Estrogen and related hormone therapies activate estrogen receptors, which in turn regulate genes for several cardiovascular disease (CVD) risk factors. Relatively little is known, however, about the impact of genetic variation in estrogen receptor alpha (ESR1) on CVD risk.


To investigate whether the ESR1 c.454-397T>C polymorphism is associated with CVD risk.


Prospective study of 1739 unrelated men and women from the population-based offspring cohort of the Framingham Heart Study, who were followed up from 1971 to 1998.


Total atherosclerotic CVD events, defined as recognized or unrecognized myocardial infarction (MI), angina pectoris, coronary insufficiency, intermittent claudication, coronary heart disease death, or atherothrombotic stroke (n = 178); major atherosclerotic CVD, defined as recognized acute MI, coronary insufficiency, coronary heart disease death, or atherothrombotic stroke (n = 83); and recognized acute MI (n = 59).

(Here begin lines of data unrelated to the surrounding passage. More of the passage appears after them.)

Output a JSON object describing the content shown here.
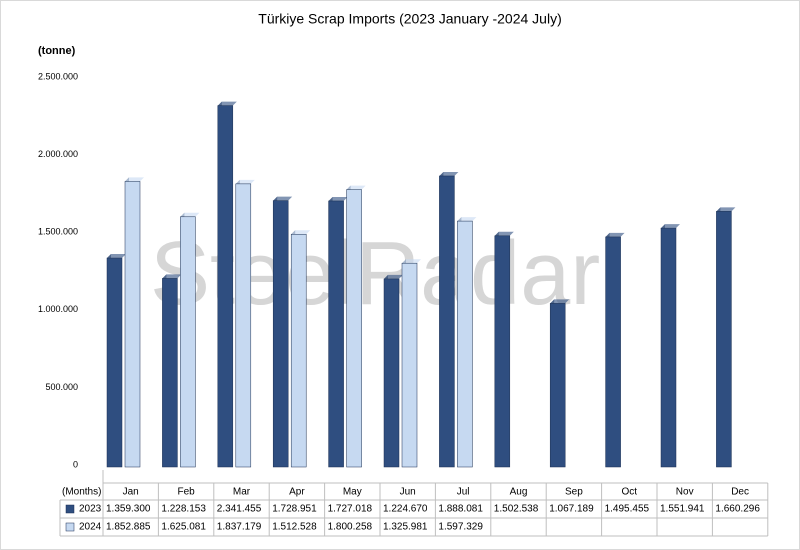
{
  "chart_data": {
    "type": "bar",
    "title": "Türkiye Scrap Imports  (2023 January -2024 July)",
    "y_axis_label": "(tonne)",
    "table_header": "(Months)",
    "watermark": "SteelRadar",
    "categories": [
      "Jan",
      "Feb",
      "Mar",
      "Apr",
      "May",
      "Jun",
      "Jul",
      "Aug",
      "Sep",
      "Oct",
      "Nov",
      "Dec"
    ],
    "series": [
      {
        "name": "2023",
        "color": "#2f4e80",
        "values": [
          1359300,
          1228153,
          2341455,
          1728951,
          1727018,
          1224670,
          1888081,
          1502538,
          1067189,
          1495455,
          1551941,
          1660296
        ],
        "value_labels": [
          "1.359.300",
          "1.228.153",
          "2.341.455",
          "1.728.951",
          "1.727.018",
          "1.224.670",
          "1.888.081",
          "1.502.538",
          "1.067.189",
          "1.495.455",
          "1.551.941",
          "1.660.296"
        ]
      },
      {
        "name": "2024",
        "color": "#c6d9f1",
        "values": [
          1852885,
          1625081,
          1837179,
          1512528,
          1800258,
          1325981,
          1597329,
          null,
          null,
          null,
          null,
          null
        ],
        "value_labels": [
          "1.852.885",
          "1.625.081",
          "1.837.179",
          "1.512.528",
          "1.800.258",
          "1.325.981",
          "1.597.329",
          null,
          null,
          null,
          null,
          null
        ]
      }
    ],
    "ylim": [
      0,
      2500000
    ],
    "yticks": [
      0,
      {
        "value": 500000,
        "label": "500.000"
      },
      {
        "value": 1000000,
        "label": "1.000.000"
      },
      {
        "value": 1500000,
        "label": "1.500.000"
      },
      {
        "value": 2000000,
        "label": "2.000.000"
      },
      {
        "value": 2500000,
        "label": "2.500.000"
      }
    ],
    "grid": false
  }
}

Twenty percent of participants (n = 352) were homozygous for the ESR1 c.454-397C allele. After adjustment for covariates (age, sex, body mass index, hypertension, diabetes mellitus, total cholesterol, high-density lipoprotein cholesterol, and cigarette smoking), the CC genotype was significantly associated with major atherosclerotic CVD, with an odds ratio of 2.0 (95% confidence interval [CI], 1.3-3.2; P =.004) compared with individuals with the CT or TT genotypes. Participants with the CC genotype had 3.0-fold greater odds of MI (95% CI, 1.7-5.2; P<.001) compared with those with the CT or TT genotype. The results remained significant when analyses were restricted to men; too few women had events to study them separately.


Individuals with the common ESR1 c.454-397CC genotype have a substantial increase in risk of MI. Whether ESR1 c.454-397T>C is causally related to MI risk or in linkage disequilibrium with 1 or more causal variants remains to be determined. These findings support the importance of estrogen receptors in CVD susceptibility, especially in men. Estrogen receptor variation also has potential to explain recent conflicting data regarding the effects of hormone therapy on CVD susceptibility in women.